Кровь за кровь, психоанализ архитектуры и механика головного мозга: какие психотехники 1920-х объединяли ученых и художников, создававших нового советского человека
В издательстве «НЛО» вышло исследование историка искусства Маргареты Фёрингер «Авангард и психотехника: наука, искусство и методики экспериментов над восприятием в послереволюционной России» в переводе Кирилла Левинсона и Веры Дубиной. Автор рассматривает связь русского художественного авангарда 1920-х с научными исследованиями и психофизиологическими практиками. Сергей Сдобнов выбрал и пересказал для «Ножа» самые интересные факты об изучении психотехник.
После Октябрьской революции в новом советском обществе требовалось пересмотреть отношения между зрителем, художником и восприятием.
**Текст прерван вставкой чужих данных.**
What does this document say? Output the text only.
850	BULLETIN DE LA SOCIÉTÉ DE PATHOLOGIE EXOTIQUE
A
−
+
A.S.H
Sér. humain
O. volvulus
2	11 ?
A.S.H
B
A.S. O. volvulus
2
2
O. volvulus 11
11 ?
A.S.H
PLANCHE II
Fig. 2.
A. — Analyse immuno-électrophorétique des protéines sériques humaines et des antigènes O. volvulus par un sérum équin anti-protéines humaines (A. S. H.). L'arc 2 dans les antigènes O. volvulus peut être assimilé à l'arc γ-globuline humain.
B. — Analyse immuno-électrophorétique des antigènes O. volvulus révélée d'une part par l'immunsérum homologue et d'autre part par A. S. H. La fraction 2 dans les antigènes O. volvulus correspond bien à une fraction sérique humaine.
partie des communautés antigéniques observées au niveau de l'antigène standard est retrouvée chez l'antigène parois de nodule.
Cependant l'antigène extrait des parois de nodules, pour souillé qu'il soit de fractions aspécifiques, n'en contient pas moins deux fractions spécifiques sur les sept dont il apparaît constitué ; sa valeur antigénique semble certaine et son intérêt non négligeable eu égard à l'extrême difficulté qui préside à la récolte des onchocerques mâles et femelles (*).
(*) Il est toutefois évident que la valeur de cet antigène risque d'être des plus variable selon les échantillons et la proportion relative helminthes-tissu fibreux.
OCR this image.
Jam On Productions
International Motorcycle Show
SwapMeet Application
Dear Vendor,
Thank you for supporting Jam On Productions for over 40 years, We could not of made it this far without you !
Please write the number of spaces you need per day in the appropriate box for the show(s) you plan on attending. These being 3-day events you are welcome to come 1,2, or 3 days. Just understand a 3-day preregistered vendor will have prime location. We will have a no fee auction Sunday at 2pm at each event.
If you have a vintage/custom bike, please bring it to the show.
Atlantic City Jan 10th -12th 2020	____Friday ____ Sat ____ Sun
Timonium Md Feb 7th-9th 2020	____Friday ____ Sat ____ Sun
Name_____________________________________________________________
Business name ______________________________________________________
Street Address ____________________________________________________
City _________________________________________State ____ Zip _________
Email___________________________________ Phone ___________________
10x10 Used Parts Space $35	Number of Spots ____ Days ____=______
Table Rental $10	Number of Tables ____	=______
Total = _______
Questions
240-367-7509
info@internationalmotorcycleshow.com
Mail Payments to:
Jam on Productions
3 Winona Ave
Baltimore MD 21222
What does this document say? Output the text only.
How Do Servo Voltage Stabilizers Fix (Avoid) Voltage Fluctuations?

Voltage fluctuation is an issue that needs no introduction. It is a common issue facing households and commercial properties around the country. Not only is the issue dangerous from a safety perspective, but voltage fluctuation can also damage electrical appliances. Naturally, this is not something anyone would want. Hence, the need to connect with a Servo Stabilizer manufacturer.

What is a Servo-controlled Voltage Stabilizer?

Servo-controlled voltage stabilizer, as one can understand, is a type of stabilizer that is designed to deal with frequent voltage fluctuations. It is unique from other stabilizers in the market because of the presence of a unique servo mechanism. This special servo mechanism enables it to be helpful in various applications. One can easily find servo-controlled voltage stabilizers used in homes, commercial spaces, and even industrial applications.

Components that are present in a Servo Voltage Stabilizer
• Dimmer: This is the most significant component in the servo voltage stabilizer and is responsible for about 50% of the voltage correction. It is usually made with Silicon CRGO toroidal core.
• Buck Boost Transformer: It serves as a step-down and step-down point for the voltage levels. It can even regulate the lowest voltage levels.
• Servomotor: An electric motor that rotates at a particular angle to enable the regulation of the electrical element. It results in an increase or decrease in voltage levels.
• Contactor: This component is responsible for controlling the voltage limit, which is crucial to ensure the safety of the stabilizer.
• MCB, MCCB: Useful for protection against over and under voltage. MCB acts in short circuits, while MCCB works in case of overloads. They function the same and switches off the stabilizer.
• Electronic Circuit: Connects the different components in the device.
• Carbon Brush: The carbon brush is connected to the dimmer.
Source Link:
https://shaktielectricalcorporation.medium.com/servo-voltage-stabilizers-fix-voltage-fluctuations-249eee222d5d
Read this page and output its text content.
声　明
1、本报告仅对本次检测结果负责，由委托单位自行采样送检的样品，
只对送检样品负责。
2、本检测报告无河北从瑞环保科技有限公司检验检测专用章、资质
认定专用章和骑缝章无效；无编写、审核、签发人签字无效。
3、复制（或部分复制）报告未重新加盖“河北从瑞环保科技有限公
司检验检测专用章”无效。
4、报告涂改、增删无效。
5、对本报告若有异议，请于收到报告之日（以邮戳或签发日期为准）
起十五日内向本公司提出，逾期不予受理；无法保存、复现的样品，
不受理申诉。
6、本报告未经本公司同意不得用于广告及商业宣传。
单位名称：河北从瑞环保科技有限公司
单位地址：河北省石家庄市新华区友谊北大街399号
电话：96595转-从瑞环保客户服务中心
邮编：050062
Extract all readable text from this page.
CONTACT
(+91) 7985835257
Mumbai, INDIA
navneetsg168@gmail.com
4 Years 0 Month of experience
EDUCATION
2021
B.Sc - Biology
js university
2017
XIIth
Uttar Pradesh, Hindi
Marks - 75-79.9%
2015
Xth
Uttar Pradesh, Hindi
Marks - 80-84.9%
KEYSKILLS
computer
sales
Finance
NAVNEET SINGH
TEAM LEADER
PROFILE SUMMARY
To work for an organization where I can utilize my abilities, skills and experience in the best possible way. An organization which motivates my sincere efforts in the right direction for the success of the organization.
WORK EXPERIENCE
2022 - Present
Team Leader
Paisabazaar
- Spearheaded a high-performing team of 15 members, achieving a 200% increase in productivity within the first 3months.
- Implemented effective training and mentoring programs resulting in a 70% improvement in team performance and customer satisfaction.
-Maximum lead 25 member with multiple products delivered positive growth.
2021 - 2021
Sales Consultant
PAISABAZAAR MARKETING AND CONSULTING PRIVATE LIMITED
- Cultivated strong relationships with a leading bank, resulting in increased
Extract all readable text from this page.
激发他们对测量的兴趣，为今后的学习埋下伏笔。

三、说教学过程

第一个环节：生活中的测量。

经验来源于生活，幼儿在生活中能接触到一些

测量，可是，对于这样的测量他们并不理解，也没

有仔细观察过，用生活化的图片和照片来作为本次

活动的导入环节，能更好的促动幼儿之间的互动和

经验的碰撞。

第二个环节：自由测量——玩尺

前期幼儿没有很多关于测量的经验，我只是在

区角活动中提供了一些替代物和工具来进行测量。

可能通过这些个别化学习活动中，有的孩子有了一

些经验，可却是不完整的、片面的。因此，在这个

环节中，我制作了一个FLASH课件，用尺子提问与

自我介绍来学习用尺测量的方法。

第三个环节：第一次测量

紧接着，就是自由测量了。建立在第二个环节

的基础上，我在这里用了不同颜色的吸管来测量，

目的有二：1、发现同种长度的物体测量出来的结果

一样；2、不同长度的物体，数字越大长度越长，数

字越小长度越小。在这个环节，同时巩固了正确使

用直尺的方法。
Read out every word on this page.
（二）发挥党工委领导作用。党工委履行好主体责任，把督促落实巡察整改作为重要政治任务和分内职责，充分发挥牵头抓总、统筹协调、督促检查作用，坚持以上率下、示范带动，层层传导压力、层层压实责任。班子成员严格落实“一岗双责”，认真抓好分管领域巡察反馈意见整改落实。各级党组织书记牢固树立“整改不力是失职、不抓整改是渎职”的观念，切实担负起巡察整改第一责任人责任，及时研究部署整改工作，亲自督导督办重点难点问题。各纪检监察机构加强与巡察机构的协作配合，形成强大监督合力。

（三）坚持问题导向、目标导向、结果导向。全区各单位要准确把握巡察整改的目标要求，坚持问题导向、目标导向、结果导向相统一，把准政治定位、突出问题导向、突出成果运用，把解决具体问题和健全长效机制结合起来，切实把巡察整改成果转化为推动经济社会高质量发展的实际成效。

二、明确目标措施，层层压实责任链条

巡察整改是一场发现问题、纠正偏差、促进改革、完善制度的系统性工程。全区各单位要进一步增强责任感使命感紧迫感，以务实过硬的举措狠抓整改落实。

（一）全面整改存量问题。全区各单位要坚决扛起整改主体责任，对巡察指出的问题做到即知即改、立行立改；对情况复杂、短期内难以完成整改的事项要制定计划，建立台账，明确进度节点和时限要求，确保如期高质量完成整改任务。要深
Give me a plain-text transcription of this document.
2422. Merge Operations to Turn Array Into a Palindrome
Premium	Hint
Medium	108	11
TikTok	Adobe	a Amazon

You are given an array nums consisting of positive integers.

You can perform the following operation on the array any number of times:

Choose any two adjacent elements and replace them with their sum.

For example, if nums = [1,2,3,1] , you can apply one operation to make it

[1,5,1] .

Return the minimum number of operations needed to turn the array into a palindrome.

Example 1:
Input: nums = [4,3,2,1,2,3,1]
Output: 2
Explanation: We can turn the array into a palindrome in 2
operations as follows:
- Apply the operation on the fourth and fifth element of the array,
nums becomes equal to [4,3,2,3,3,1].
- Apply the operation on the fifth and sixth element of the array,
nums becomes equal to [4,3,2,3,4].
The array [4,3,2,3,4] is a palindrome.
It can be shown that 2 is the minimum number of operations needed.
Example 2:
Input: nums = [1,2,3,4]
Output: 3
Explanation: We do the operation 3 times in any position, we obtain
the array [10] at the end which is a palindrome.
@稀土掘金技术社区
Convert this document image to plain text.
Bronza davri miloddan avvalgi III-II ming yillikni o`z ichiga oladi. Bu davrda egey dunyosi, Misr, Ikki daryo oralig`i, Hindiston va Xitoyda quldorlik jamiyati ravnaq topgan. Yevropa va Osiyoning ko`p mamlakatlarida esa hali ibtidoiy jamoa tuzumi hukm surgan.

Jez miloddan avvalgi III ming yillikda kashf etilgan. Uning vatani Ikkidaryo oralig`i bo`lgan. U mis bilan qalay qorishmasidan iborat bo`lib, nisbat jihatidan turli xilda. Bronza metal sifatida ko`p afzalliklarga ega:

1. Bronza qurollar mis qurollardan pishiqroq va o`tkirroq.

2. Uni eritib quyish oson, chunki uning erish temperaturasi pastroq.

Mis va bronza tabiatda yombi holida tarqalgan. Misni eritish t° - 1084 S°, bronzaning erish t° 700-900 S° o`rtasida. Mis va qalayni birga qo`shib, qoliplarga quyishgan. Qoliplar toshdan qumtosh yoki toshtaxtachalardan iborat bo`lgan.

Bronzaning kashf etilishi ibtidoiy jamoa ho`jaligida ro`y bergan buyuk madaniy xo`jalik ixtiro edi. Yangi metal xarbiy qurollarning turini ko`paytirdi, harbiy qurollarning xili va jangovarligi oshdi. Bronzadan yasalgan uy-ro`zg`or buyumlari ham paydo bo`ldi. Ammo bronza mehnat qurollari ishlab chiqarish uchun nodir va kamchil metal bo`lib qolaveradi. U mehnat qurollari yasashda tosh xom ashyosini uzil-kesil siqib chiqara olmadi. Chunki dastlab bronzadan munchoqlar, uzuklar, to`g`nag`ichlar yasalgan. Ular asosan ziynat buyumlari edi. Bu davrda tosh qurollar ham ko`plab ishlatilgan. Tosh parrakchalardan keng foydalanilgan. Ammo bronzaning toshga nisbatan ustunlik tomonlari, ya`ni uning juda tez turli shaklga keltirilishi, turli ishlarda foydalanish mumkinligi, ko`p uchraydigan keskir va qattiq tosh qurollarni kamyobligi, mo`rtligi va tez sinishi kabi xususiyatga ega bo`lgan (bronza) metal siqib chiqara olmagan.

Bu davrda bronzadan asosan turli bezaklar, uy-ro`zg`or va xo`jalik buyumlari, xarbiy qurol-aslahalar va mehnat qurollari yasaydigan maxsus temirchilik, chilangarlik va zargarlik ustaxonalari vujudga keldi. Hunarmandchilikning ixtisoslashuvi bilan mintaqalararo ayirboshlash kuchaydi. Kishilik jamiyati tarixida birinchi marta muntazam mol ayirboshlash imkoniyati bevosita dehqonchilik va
Для этого художники в своем творчестве стали чаще обращаться к достижениям психологии и физиологии, а ученые, в свою очередь, к художественным практикам.
Психотехники — способы воздействия на сознание человека, адаптация психологии для решения практических задач.
Впервые этот вопрос стали изучать в конце XIX века философ Гуго Мюнстерберг и психолог Вильгельм Вундт. Ученые применяли прикладную психологию, чтобы исследовать и удовлетворять потребности жителей современного им индустриального общества, в первую очередь рабочих. С началом Первой мировой войны психотехники начали использовать не только для индустриальных, но и для военных нужд.
Главные психотехнические эксперименты проводились в 1910–1930-х годах в Англии, Германии и СССР. Вначале это были опросы рабочих для определения их профпригодности, позднее эти исследования повлияли на развитие психологии труда. В Советском Союзе же существовал Институт труда под руководством Алексея Гастева, изучавший мельчайшие аспекты жизни рабочих, чтобы понять, как оптимизировать условия труда.
В 1920-е в СССР психотехники разрабатывали ученые, художники, режиссеры, архитекторы. Связь между разными дисциплинами помогала им изучать, как человек реагирует на изменение пространства вокруг него, кадра перед ним и даже крови внутри его организма.
В январе 1921 года в Москве прошла Первая Всероссийская инициативная конференция по научной организации труда и производства. Один из выступающих, Александр Богданов, автор «Всеобщей организационной науки» и политический оппонент Ленина, задался вопросом, как культура может повысить эффективность труда:
Другой докладчик, Владимир Бехтерев, основатель и директор психоневрологического института в Ленинграде и представитель целостного подхода в рефлексологии, поддержал коллегу. Бехтерев высказался о том, как можно мотивировать социалистических работников при помощи просвещения и пропаганды. После этой конференции во многих исследовательских центрах стали работать художники, изучая научные методы для производства культурных продуктов.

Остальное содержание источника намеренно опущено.